Forestry Corporation of NSW delivered the first load of 25,000 koala food tree seedlings recently to support north coast koala care groups’ efforts to build koala habitat. 

The organisation delivered 10,000 seedlings to a new Lismore nursery facility managed by Friends of the Koala to support their, and Bangalow Koalas’, planting programs. 

Friends of the Koala Lismore Nursery Manager Mark Wilson (left), Bangalow Koalas President Linda Sparrow (second from right), Forestry Corporation’s Ryan Ellis, with volunteers at the delivery of the seedlings.

All up, 25,000 seedlings will be donated to local planting projects to support koala populations, improve connectivity between areas, provide future food and habitat, and improve habitat value. 

The seedlings were grown at Forestry Corporation’s Grafton nursery and will be housed in the Lismore facility for acclimatisation and hardening. 

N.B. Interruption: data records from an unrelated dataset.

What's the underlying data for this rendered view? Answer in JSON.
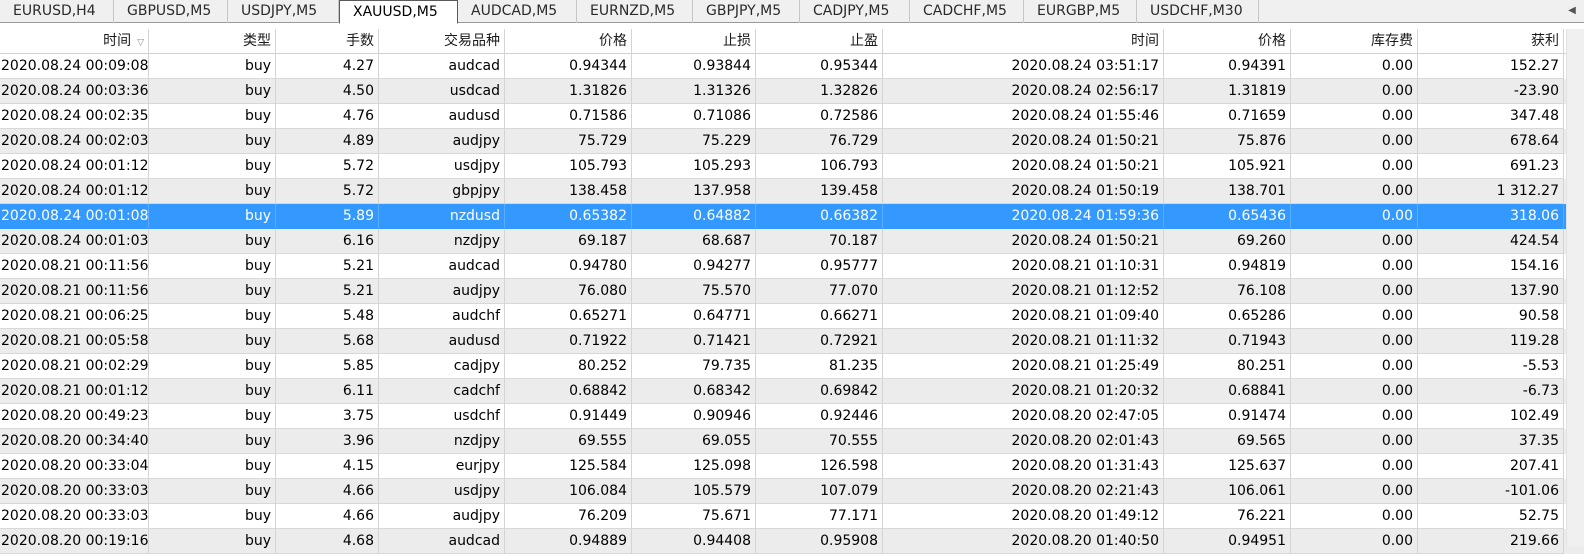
{
  "tabs": [
    {
      "label": "EURUSD,H4"
    },
    {
      "label": "GBPUSD,M5"
    },
    {
      "label": "USDJPY,M5"
    },
    {
      "label": "XAUUSD,M5"
    },
    {
      "label": "AUDCAD,M5"
    },
    {
      "label": "EURNZD,M5"
    },
    {
      "label": "GBPJPY,M5"
    },
    {
      "label": "CADJPY,M5"
    },
    {
      "label": "CADCHF,M5"
    },
    {
      "label": "EURGBP,M5"
    },
    {
      "label": "USDCHF,M30"
    }
  ],
  "active_tab": "XAUUSD,M5",
  "tab_scroll_icon": "triangle-left-icon",
  "columns": [
    "时间",
    "类型",
    "手数",
    "交易品种",
    "价格",
    "止损",
    "止盈",
    "时间",
    "价格",
    "库存费",
    "获利"
  ],
  "sort_icon": "sort-down-icon",
  "selected_row_index": 6,
  "rows": [
    [
      "2020.08.24 00:09:08",
      "buy",
      "4.27",
      "audcad",
      "0.94344",
      "0.93844",
      "0.95344",
      "2020.08.24 03:51:17",
      "0.94391",
      "0.00",
      "152.27"
    ],
    [
      "2020.08.24 00:03:36",
      "buy",
      "4.50",
      "usdcad",
      "1.31826",
      "1.31326",
      "1.32826",
      "2020.08.24 02:56:17",
      "1.31819",
      "0.00",
      "-23.90"
    ],
    [
      "2020.08.24 00:02:35",
      "buy",
      "4.76",
      "audusd",
      "0.71586",
      "0.71086",
      "0.72586",
      "2020.08.24 01:55:46",
      "0.71659",
      "0.00",
      "347.48"
    ],
    [
      "2020.08.24 00:02:03",
      "buy",
      "4.89",
      "audjpy",
      "75.729",
      "75.229",
      "76.729",
      "2020.08.24 01:50:21",
      "75.876",
      "0.00",
      "678.64"
    ],
    [
      "2020.08.24 00:01:12",
      "buy",
      "5.72",
      "usdjpy",
      "105.793",
      "105.293",
      "106.793",
      "2020.08.24 01:50:21",
      "105.921",
      "0.00",
      "691.23"
    ],
    [
      "2020.08.24 00:01:12",
      "buy",
      "5.72",
      "gbpjpy",
      "138.458",
      "137.958",
      "139.458",
      "2020.08.24 01:50:19",
      "138.701",
      "0.00",
      "1 312.27"
    ],
    [
      "2020.08.24 00:01:08",
      "buy",
      "5.89",
      "nzdusd",
      "0.65382",
      "0.64882",
      "0.66382",
      "2020.08.24 01:59:36",
      "0.65436",
      "0.00",
      "318.06"
    ],
    [
      "2020.08.24 00:01:03",
      "buy",
      "6.16",
      "nzdjpy",
      "69.187",
      "68.687",
      "70.187",
      "2020.08.24 01:50:21",
      "69.260",
      "0.00",
      "424.54"
    ],
    [
      "2020.08.21 00:11:56",
      "buy",
      "5.21",
      "audcad",
      "0.94780",
      "0.94277",
      "0.95777",
      "2020.08.21 01:10:31",
      "0.94819",
      "0.00",
      "154.16"
    ],
    [
      "2020.08.21 00:11:56",
      "buy",
      "5.21",
      "audjpy",
      "76.080",
      "75.570",
      "77.070",
      "2020.08.21 01:12:52",
      "76.108",
      "0.00",
      "137.90"
    ],
    [
      "2020.08.21 00:06:25",
      "buy",
      "5.48",
      "audchf",
      "0.65271",
      "0.64771",
      "0.66271",
      "2020.08.21 01:09:40",
      "0.65286",
      "0.00",
      "90.58"
    ],
    [
      "2020.08.21 00:05:58",
      "buy",
      "5.68",
      "audusd",
      "0.71922",
      "0.71421",
      "0.72921",
      "2020.08.21 01:11:32",
      "0.71943",
      "0.00",
      "119.28"
    ],
    [
      "2020.08.21 00:02:29",
      "buy",
      "5.85",
      "cadjpy",
      "80.252",
      "79.735",
      "81.235",
      "2020.08.21 01:25:49",
      "80.251",
      "0.00",
      "-5.53"
    ],
    [
      "2020.08.21 00:01:12",
      "buy",
      "6.11",
      "cadchf",
      "0.68842",
      "0.68342",
      "0.69842",
      "2020.08.21 01:20:32",
      "0.68841",
      "0.00",
      "-6.73"
    ],
    [
      "2020.08.20 00:49:23",
      "buy",
      "3.75",
      "usdchf",
      "0.91449",
      "0.90946",
      "0.92446",
      "2020.08.20 02:47:05",
      "0.91474",
      "0.00",
      "102.49"
    ],
    [
      "2020.08.20 00:34:40",
      "buy",
      "3.96",
      "nzdjpy",
      "69.555",
      "69.055",
      "70.555",
      "2020.08.20 02:01:43",
      "69.565",
      "0.00",
      "37.35"
    ],
    [
      "2020.08.20 00:33:04",
      "buy",
      "4.15",
      "eurjpy",
      "125.584",
      "125.098",
      "126.598",
      "2020.08.20 01:31:43",
      "125.637",
      "0.00",
      "207.41"
    ],
    [
      "2020.08.20 00:33:03",
      "buy",
      "4.66",
      "usdjpy",
      "106.084",
      "105.579",
      "107.079",
      "2020.08.20 02:21:43",
      "106.061",
      "0.00",
      "-101.06"
    ],
    [
      "2020.08.20 00:33:03",
      "buy",
      "4.66",
      "audjpy",
      "76.209",
      "75.671",
      "77.171",
      "2020.08.20 01:49:12",
      "76.221",
      "0.00",
      "52.75"
    ],
    [
      "2020.08.20 00:19:16",
      "buy",
      "4.68",
      "audcad",
      "0.94889",
      "0.94408",
      "0.95908",
      "2020.08.20 01:40:50",
      "0.94951",
      "0.00",
      "219.66"
    ]
  ],
  "colors": {
    "selection": "#3399ff",
    "alt_row": "#ececec",
    "tabbar": "#f0f0f0"
  }
}
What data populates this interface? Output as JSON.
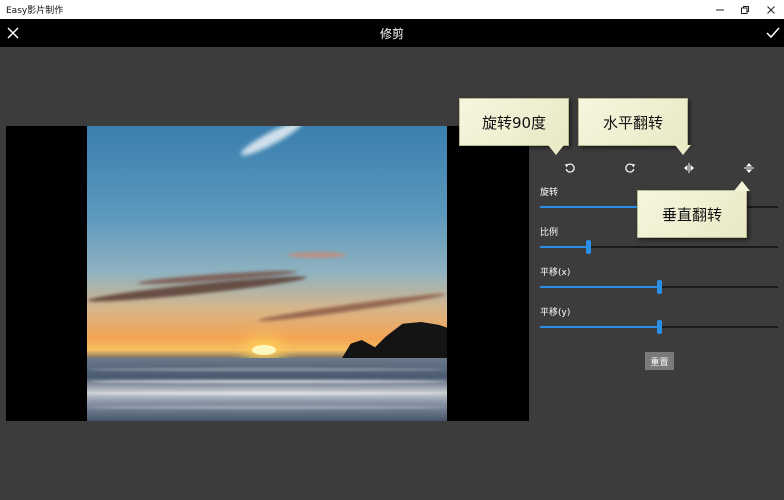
{
  "window": {
    "title": "Easy影片制作",
    "min_icon": "minimize-icon",
    "max_icon": "restore-icon",
    "close_icon": "close-window-icon"
  },
  "header": {
    "title": "修剪",
    "cancel_icon": "close-icon",
    "confirm_icon": "checkmark-icon"
  },
  "preview": {
    "image": "sunset-over-sea-photo"
  },
  "tools": [
    {
      "name": "rotate-left-icon"
    },
    {
      "name": "rotate-right-icon"
    },
    {
      "name": "flip-horizontal-icon"
    },
    {
      "name": "flip-vertical-icon"
    }
  ],
  "sliders": [
    {
      "label": "旋转",
      "value": 0.5
    },
    {
      "label": "比例",
      "value": 0.2
    },
    {
      "label": "平移(x)",
      "value": 0.5
    },
    {
      "label": "平移(y)",
      "value": 0.5
    }
  ],
  "reset_label": "重置",
  "callouts": {
    "rotate": "旋转90度",
    "flip_h": "水平翻转",
    "flip_v": "垂直翻转"
  },
  "colors": {
    "accent": "#2a8ee8",
    "background": "#3c3c3c",
    "header": "#000000",
    "callout": "#f1f1d6"
  }
}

They will shortly be used in bush regeneration plantings and environmental work under the guidance of Bangalow Koalas and Friends of the Koalas Lismore, said Forestry Corporation’s Partnerships Leader, Ryan Ellis. 

“These groups are doing fantastic work and are best placed to connect with passionate locals who want to support wildlife and the environment,” Mr Ellis said. 

“The mix of koala-preferred species includes Forest Red Gum, Tallowwood, Swamp Mahogany, Grey Gum and Dunn’s White Gum, which will be shared between the groups. 

“Bangalow Koalas have their plantings scheduled for April and we’re excited to support their efforts. 

“When the remaining 15,000 seedlings are ready, they will be transferred from our Grafton nursery to the Lismore site under the care and attention of Friends of the Koala-Lismore Nursery Manager, Mark Wilson.” 

Forestry Corporation also provided information and resources to support the planting operations. 

“Our specialist staff have developed a series of guides to support the crucial steps before and after trees are planted,” Mr Ellis said. 

“They cover how to select the right species for the right location, when and how to plant, ongoing risks and maintenance — these will help set these young seedlings up with every chance of success.”